I was looking at socks in my local Morrison’s last night. Clearly, I usually spend my Saturday evenings sipping champagne at a succession of sophisticated showbiz parties, before inviting selected members of the Sheffield Hallam University Rugby Team back to my luxury riverside penthouse for a few rounds of naked bed-top wrestling. But champagne and eager, muscular sportsmen can get to be such a drag sometimes, don’t you find? That’s why I chose to spend last night on my own shuffling round a suburban supermarket and looking at socks instead. Er…yeah…when I say ‘chose’…
Anyway, there were four varieties of men’s sock. Firstly, and most expensively, there were Fair Trade socks. Fair Trade is a fine and wonderful thing, and if I had the money I would gladly buy nothing else, but a price well in excess of £1 per sock is a little beyond my present means. Next up were designer socks. Frankly, even the idea of designer socks makes me want to go and bang my head repeatedly against a brick wall.
I can just about understand the reasoning behind designer pants. People might want to make sure the present is nicely wrapped, even (especially?) if the item itself is…er…nothing to…ahem…get hung about. As it were. But socks?
In this case the ‘designer’ element was a flash of neon-bright colour on the heel – yes, that’s right, the part of the sock that is inside your shoe, and that no-one ever sees. And yet there are, clearly, men who will happily pay over the odds for what are, so far as anyone other than themselves is concerned, a pair of bog-standard black socks.

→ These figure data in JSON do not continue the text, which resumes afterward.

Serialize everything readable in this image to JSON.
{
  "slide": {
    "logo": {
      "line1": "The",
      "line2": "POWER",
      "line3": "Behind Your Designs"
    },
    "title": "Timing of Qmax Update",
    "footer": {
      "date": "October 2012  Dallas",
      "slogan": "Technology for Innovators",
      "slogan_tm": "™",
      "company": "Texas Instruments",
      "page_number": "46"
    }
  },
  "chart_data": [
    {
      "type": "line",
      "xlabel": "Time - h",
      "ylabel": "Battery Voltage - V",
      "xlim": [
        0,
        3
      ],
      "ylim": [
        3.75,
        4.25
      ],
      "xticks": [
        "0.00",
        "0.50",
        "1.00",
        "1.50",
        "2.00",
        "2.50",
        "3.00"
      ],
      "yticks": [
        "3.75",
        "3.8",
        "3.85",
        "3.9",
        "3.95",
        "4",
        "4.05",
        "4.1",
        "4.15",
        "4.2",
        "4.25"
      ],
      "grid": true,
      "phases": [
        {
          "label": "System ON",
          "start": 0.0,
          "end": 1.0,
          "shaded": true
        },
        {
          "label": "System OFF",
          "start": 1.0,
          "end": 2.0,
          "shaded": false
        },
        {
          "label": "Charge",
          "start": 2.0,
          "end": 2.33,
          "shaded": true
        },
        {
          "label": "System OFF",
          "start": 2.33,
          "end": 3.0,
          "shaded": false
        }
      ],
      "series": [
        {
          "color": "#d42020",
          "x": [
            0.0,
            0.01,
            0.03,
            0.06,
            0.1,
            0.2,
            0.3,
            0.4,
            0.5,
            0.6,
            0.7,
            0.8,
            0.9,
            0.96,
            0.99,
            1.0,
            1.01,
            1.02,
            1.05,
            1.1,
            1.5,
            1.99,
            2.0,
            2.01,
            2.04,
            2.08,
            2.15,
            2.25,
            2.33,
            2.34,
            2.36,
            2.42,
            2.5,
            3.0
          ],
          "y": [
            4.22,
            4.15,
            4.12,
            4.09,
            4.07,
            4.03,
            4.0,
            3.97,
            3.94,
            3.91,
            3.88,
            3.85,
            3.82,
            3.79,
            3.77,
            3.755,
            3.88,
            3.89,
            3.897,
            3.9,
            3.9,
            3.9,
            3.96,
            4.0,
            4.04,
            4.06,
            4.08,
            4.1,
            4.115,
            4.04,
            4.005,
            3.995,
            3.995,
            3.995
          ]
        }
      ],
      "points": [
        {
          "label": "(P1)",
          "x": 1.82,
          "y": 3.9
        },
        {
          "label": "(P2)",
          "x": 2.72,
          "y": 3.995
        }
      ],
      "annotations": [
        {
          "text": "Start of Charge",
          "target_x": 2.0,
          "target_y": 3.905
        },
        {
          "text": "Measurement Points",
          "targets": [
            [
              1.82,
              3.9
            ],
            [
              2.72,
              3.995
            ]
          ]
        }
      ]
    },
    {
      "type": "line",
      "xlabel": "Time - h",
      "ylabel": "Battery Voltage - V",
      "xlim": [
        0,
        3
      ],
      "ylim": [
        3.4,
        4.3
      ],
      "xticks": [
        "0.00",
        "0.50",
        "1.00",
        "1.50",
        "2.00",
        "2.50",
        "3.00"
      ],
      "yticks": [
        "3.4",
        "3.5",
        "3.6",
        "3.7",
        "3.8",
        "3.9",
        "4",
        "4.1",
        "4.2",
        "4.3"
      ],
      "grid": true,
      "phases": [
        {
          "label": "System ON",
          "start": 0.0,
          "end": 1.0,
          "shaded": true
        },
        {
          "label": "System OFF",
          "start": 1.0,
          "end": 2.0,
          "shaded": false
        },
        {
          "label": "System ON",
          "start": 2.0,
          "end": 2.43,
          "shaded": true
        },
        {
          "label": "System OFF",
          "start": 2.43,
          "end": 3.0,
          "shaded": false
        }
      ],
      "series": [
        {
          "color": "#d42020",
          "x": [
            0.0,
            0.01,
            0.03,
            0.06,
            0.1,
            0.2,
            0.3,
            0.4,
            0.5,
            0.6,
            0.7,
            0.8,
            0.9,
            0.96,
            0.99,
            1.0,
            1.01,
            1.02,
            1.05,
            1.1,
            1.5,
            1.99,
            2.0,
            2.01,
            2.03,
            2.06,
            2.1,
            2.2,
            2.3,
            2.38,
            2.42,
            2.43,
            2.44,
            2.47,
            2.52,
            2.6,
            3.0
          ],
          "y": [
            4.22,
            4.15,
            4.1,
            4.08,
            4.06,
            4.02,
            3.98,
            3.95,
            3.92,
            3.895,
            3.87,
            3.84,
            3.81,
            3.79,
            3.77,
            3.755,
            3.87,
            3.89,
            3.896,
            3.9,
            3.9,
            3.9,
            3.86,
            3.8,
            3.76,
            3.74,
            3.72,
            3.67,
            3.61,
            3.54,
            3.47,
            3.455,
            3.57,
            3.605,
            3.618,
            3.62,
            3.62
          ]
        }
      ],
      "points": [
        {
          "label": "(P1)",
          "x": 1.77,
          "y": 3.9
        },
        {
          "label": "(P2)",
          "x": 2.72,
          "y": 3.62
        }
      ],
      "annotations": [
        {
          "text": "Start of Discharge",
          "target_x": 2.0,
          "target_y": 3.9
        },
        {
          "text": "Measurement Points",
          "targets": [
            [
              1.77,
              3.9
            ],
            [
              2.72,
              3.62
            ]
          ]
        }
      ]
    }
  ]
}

Do you begin to understand why head banging seems like a good idea?
The next variety of sock was the default, middle-of-the-road option, and came in that weird diamond pattern you only ever see on old-man socks and golfers’ jumpers. In an effort to make them sound more appealing, these socks were described as being ‘Cotton Rich’. You could almost see the product team congratulating themselves on getting the word ‘Rich’ onto the packaging of a product so bland. It was probably their greatest success since managing to describe baked circles of sweetened chalk-dust as Rich Tea Biscuits. Anyway, being the kind of weird, precision-obsessed bastard I am, I found myself wondering how much cotton constituted ‘Cotton Rich’. According to the label, the socks were 78% cotton.
That seemed perfectly reasonable to me, but then I picked up a pack of especially-for-dole-scrounging-chavscum-like-Aethelread Value socks. As a matter of interest, I checked the label, and found that these socks were also fairly rich in cotton. In fact, these were 80% cotton, making them fractionally more cottony than the officially cotton-rich ones that were almost three times the price.
So, that just goes to show, doesn’t it?